Grand Chamber judgment on immediate returns in Spain: Dangerous precedent opening the door for more push-backs in Europe

14 February 2020

Brussels, 14 February 2020 – On 13 February 2020, the Grand Chamber of the European Court of Human Rights found that Spain did not violate the European Convention on Human Rights by immediately returning to Morocco people who had irregularly crossed the border into Melilla (one of Spain’s enclave in North Africa). According to the Court, the Spanish actions were the results of the applicants’ own conduct, as they had ‘chosen’ not to use official entry procedures and had put themselves in an unlawful situation.
“This is a very worrisome sentence – says Jose Ignacio Garcia SJ, Regional Director of JRS Europe –. The Court shifts the responsibility for the de facto push-back from the State to the applicants, by presenting their actions as a choice and seriously overestimating the possibilities for people to come to seek protection in Spain, and in Europe, in a legal way. We fear that this sentence will give dangerous arguments to other states in Europe to justify more push-backs.”

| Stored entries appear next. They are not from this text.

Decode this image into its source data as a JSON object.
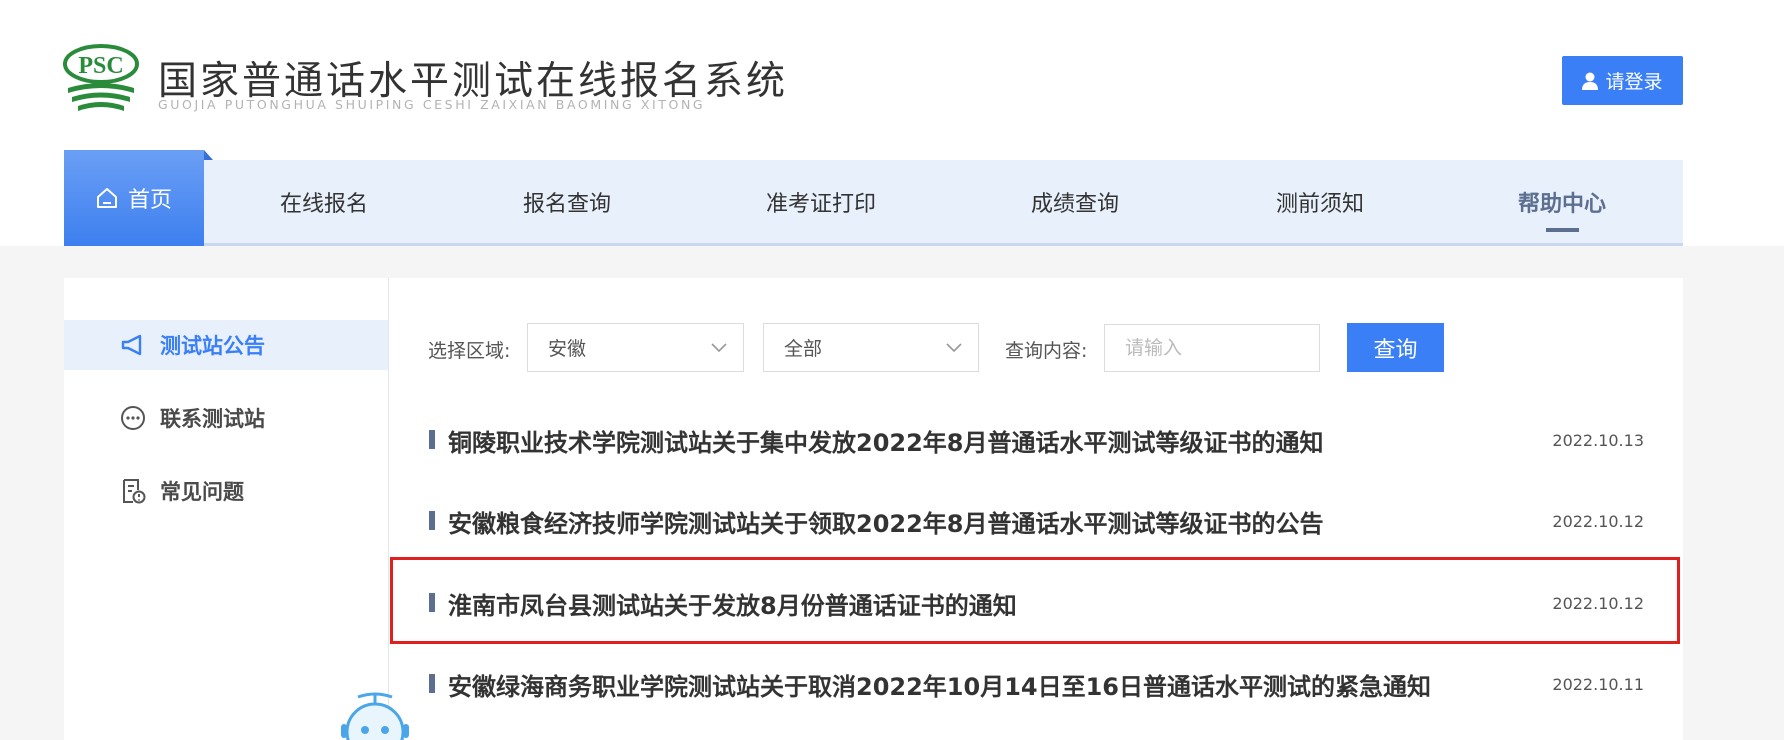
{
  "header": {
    "logo_text": "PSC",
    "title": "国家普通话水平测试在线报名系统",
    "subtitle": "GUOJIA PUTONGHUA SHUIPING CESHI ZAIXIAN BAOMING XITONG",
    "login_label": "请登录"
  },
  "nav": {
    "home": "首页",
    "items": [
      "在线报名",
      "报名查询",
      "准考证打印",
      "成绩查询",
      "测前须知",
      "帮助中心"
    ],
    "active_item": "帮助中心"
  },
  "sidebar": {
    "items": [
      {
        "label": "测试站公告",
        "icon": "megaphone-icon",
        "active": true
      },
      {
        "label": "联系测试站",
        "icon": "chat-bubble-icon",
        "active": false
      },
      {
        "label": "常见问题",
        "icon": "document-question-icon",
        "active": false
      }
    ]
  },
  "filter": {
    "region_label": "选择区域:",
    "region_value": "安徽",
    "sub_value": "全部",
    "query_label": "查询内容:",
    "query_placeholder": "请输入",
    "query_button": "查询"
  },
  "news": [
    {
      "title": "铜陵职业技术学院测试站关于集中发放2022年8月普通话水平测试等级证书的通知",
      "date": "2022.10.13"
    },
    {
      "title": "安徽粮食经济技师学院测试站关于领取2022年8月普通话水平测试等级证书的公告",
      "date": "2022.10.12"
    },
    {
      "title": "淮南市凤台县测试站关于发放8月份普通话证书的通知",
      "date": "2022.10.12",
      "highlighted": true
    },
    {
      "title": "安徽绿海商务职业学院测试站关于取消2022年10月14日至16日普通话水平测试的紧急通知",
      "date": "2022.10.11"
    }
  ],
  "colors": {
    "accent": "#3a7ff5",
    "nav_bg": "#e8f0fb",
    "active_nav": "#5c6f91",
    "logo_green": "#2a8c3a",
    "highlight": "#e0201c"
  }
}
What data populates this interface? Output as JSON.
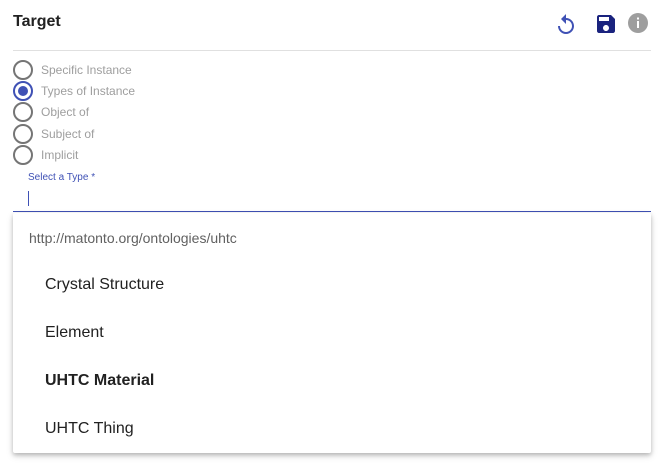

The case N.D and N.T. against Spain concerned two nationals of Mali and Ivory Coast who on 13 August 2014, together with a large group of people, climbed the fences surrounding the Spanish enclave of Melilla on the North African coast. They were immediately returned to Morocco by the Spanish authorities, without having the opportunity to explain their individual circumstances nor receiving an individual return decision. They claimed that by doing so, Spain had violated the prohibition of collective expulsion inscribed in art. 4 of Protocol 4 to the European Convention on Human Rights (ECHR).

According to the Court, the lack of individual removal decisions can be justified by the fact that the applicants had put themselves in an unlawful situation by not making use of the official entry procedures existing for gaining access to the Spanish territory. The Court refers hereby to the possibility of applying for a visa and of applying for asylum at the border or at the Spanish embassies. In the words of the Court, the whole situation “had thus been a consequence of their own conduct”.

It is particularly alarming how the Court overestimates the presence of legal ways to apply for asylum and presents them as a real possibility for the applicants. JRS Europe’s partner in Spain, SJM, is present with an office in Melilla and can witness to the fact that Sub-Saharan Africans have never been allowed to pass the Moroccan border controls to reach the Spanish Asylum Office at the Beni Enzar border crossing point. Moreover, the lack of an executive regulation in the Spanish Asylum Law, makes the possibility of applying for asylum at the Spanish Embassy basically dead letter. Furthermore, it is also worth pointing out there can be many legitimate reasons why people do not avail themselves of potential legal possibilities to travel when forced to flee a country (including that they might not be aware of their existence). Stating that it is their fault if they are pushed-back for crossing the border irregularly hardly seem in line with the spirit of the European Convention on Human Rights and the previous protective jurisprudence of the Court.

From a national perspective, it is at least important that the Court clearly establishes that the applicants had entered Spanish territory, were legally under Spanish jurisdiction and therefore subjected to Spanish and European legislation, including the respective human rights guarantees. Also, the Court generally reconfirms the prohibition of collective expulsion and the obligation of respecting minimum individual guarantees in every border procedure, such as the right for people to apply for protection and to have effective remedies against a return or expulsion order.
“However, accepting exceptions to such rule and saying that such guarantees can be lowered if individuals force their entry through borders, when in fact they are often left without any other choice, represents a dangerous precedent. We can imagine that other states in Europe, such as Croatia, where push-backs are a frequent reality, will not hesitate to use the Court’s reasoning to find way to legitimise their actions and sealing their borders,” concludes Garcia. “As JRS, we will keep denouncing the push-backs and advocating for genuine safe and legal pathways for people seeking protection and for border procedures that respect human rights.”